Ygritte sentiu os ombros pesados, mas não sentia mais dor, apenas o vazio em seu coração, o medo do desconhecido. — Como... eu morri?
— Você terá o direito de escolher se quer ver ou não, mas tente manter a calma, não se desespere, ou será puxada para o fundo e sua alma se perderá para sempre. Presa eternamente em seus arrependimentos.
— Eu não vou mesmo voltar, né? É mesmo o fim...
— Não há retorno para o mundo dos vivos. Uma vez que se inicia a jornada, só tem como ir para a frente.
Ygritte seguiu até o barco e subiu devagar se apoiando na embarcação, estava usando um vestido cinza, ou seja lá que cor ele era. Tudo ali era cinza. O atravessador lhe entregou a lanterna e moveu o barco lentamente até a água. Damares, a ruiva, que por muito tempo foi chamada de Ygritte, encerrou sua jornada e começou uma nova a bordo daquele barco. Em direção ao vazio, ao desconhecido, ao pós morte. Seria julgada por Mond e sua alma perdida encontraria finalmente um destino.

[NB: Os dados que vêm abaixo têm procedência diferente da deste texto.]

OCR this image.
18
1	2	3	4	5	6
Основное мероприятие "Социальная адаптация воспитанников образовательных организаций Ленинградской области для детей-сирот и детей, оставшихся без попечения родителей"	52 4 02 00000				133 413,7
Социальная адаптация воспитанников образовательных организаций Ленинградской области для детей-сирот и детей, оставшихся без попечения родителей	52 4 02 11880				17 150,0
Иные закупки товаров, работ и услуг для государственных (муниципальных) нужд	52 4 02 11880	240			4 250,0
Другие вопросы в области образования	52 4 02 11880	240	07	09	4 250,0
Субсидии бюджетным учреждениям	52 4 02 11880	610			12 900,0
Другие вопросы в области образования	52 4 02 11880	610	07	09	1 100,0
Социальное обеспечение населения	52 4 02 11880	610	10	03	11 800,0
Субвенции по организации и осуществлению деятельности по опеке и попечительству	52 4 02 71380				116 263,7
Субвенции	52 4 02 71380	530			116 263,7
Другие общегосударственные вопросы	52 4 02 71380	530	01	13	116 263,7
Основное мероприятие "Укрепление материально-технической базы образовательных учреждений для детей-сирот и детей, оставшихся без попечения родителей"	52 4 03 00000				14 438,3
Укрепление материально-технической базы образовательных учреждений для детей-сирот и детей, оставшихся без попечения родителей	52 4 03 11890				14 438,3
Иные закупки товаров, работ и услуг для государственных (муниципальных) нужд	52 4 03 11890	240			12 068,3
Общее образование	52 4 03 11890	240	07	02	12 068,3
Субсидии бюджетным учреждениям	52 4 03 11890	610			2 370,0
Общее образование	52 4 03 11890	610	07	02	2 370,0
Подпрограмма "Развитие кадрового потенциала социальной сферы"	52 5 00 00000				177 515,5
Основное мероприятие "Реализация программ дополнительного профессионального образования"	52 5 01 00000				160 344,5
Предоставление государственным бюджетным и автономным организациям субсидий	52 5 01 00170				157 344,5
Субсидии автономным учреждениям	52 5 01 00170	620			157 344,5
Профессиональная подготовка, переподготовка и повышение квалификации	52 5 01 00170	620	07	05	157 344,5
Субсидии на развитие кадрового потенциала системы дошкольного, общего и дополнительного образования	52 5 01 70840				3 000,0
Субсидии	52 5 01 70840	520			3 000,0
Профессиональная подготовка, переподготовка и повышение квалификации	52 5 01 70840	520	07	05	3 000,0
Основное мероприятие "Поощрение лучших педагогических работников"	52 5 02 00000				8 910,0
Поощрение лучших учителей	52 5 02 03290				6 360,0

Só lhe restou apenas o arrependimento.
(...)
O homem cavava o buraco cada vez mais fundo, jogando a areia para por cima dos ombros, o sol estava se pondo lentamente no horizonte, por detrás de Wustental. Ele secou o suor de sua testa e olhou o cadáver enrolado num pano encardido. Ele não quis deixar o corpo ali, achou que merecia pelo menos um enterro, mesmo que não soubesse o nome, ou de onde ela veio.
Seu companheiro de viagem, que havia parado para dar um pouco de água a um de seus camelos, o meio de transporte comum entre os nômades, se aproximou do homem com o olhar espantado.
— Por Erste! O que aconteceu aqui?
— Estou apenas dando um enterro a esta pobre mulher. — O homem continuava a cavar cada vez mais. Até encontrar um pouco de terra firme debaixo daquela enorme quantidade de areia e continuou a cavar. — Venha, me ajude a cavar.
O outro desceu as dunas de areia para dentro do enorme buraco e começou a ajudar o homem a cavar. — O que houve com esta mulher?
— Encontrei seu corpo a pouco mais de 500 metros de Wustental. O deserto a levou. Ela parece ter lutado com lobos no caminho, parte de sua perna e rosto foram devorados. Não sei ao certo...
— Você às vezes é nobre até demais.
— Apenas estou lhe dando um enterro, só Erste sabe o quanto esta alma estava perdida.
Quando terminaram de cavar, ambos subiram o monte de areia até a superfície, pegaram o corpo da mulher e jogaram na cova e começaram a cobrir até que toda terra e areia estivessem nivelados.
O homem caminhou até seu camelo, pegou duas tábuas que ele havia buscado na cidade, pregou as duas em forma de cruz e fincou na areia fofa. Tentando enterrar o mais fundo que conseguia. Em seguida, ele tirou da algibeira que carregava um pequeno pedaço de carvão e escreveu:
A RUIVA, UMA ALMA PERDIDA. ESPERO QUE TOD TENHA LHE MOSTRADO UM CAMINHO.